Since late March, the projected cost of Mississippi Power Co.’s Kemper County coal plant has gone from $2.4 billion to $2.8 billion.
The latest figure is the cap the Mississippi Public Service Commission imposed on the project.
David Newell, president of the Central Mississippi Building and Construction Trades Council, said he isn’t surprised. In an interview last week, Newell said the cost overruns should have been expected, given who the contractors were.
“We made these predictions when (MPC) decided to bring in Yates and KBR. A lot of the projects they work on end up with huge overruns and poor-quality work.”
Yates Construction has its headquarters in Philadelphia, with offices around the state. KBR is based in Houston, Texas, and owns a portion of the technology the Kemper facility will use to turn a fuel mixture that includes lignite coal into electricity.
“I understand why the job has gone the way it has,” said Newell, who operates out of Vicksburg. “A lot of the fabrication didn’t work, as far as piping, setting it, it’s been a bad deal all around. I don’t know if that’s poor planning, poor engineering, but they’ve had some labor unrest from Day One. It’s been terrible.”
Spokespeople from each company disputed Newell’s assertion. Yates spokesperson Kenny Bush called Newell’s claims “ridiculous.”
“We’ve been in business for 50 years because we have a lot of pleased owners out there,” Bush said. “We would not have been as successful as we’ve been if we had a history of doing things like that. We’ve done $30 million worth of work on Kemper. So for anyone to think that we’ve been responsible for the cost overruns is ridiculous.”
Marianne Gooch, a KBR spokesperson, and Bush both disputed reports that surfaced in the first week of August that Atlanta-based Southern Co. — MPC’s parent — had fired the two companies from the Kemper project.
Bush said Yates has four contracts with the coal plant , three exclusively under the Yates flag and one that was a joint venture with KBR. The joint venture contract was modified to bring in Baton Rouge-based Performance Contractors. The other three remain in place, Bush said.
KBR, as part-owner of the technology the plant will use, will still provide engineering and start-up services as the plant moves closer to commercial operation, scheduled for May 2014.
“The truth is we were almost done (with the contracting part) anyway,” Gooch said. “If Southern Co. really believed that we did poor-quality work, it would spill over into other elements, and that’s just not the case. The idea that we were fired from the project because we didn’t perform to a certain level could not be farther from the truth. Southern Co. has indicated to us that they are very pleased with our work. Even in private meetings they’ve indicated that. Proof of that is that we’re still active on the project.”
KBR employees will have the opportunity to catch on with Performance, Gooch said.
Newell said Performance started a round of interviews with those employees Aug. 8 at a satellite office in Meridian, a few miles south of the job site. Newell said he intended to visit that office late last week to assess that process.
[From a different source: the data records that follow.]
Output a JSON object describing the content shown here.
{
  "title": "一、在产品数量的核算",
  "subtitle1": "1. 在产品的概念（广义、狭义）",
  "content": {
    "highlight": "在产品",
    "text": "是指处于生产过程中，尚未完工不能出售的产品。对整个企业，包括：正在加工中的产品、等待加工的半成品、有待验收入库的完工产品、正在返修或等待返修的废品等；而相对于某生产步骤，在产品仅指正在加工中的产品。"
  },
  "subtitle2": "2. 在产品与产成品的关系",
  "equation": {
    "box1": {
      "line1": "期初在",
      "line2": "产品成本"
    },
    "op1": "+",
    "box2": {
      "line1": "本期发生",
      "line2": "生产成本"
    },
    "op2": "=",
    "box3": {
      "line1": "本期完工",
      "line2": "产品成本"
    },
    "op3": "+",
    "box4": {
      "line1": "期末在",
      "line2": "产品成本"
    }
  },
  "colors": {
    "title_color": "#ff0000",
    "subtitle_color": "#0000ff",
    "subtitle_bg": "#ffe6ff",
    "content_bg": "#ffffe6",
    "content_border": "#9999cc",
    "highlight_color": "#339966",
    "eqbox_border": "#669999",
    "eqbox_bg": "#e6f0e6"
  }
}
Newell also claims that Southern Co. reneged on a labor agreement established with Newell’s Council.
Newell said while the Kemper project was still winding its way through the PSC-approval process, his organization reached a deal with Southern Co. that the utility would use workers who were either Council members, Mississippi residents or both, if it would throw its support behind the coal plant.
The Council agreed to those terms, Newell said, and spent $50,000 renovating and repairing an old school building near the job site that it would use to train workers, signing a five-year lease in the process. The Council, Newell added, provided the names of 9,000 workers who could potentially work on the project.
“We jumped through every hurdle they asked us to as far as putting together a project-labor agreement,” Newell said. “And when it came down to it, we haven’t received anything. No reason why, we just got the door slammed in our face.” Based upon his trips to the Kemper site, Newell estimated that “about 80 percent” of worker vehicles carried out-of-state tags.
In an Aug. 9 press release, MPC CEO Ed Day said of the 2,000 workers at the Kemper site, more than half were from Mississippi. Overall, Day said, more than 250 Mississippi companies are involved in the project, with Yates being the largest state-based contractor.
Newell said he’s hopeful Southern Co. will agree to use some of the workers on the Council’s list when it comes time to award the plant’s last major contract, which deals with the delivery of the coal from the nearby mine to the plant.
A phone message left with Southern Co.’s media relations office was not returned by the Mississippi Business Journal’s press time last week.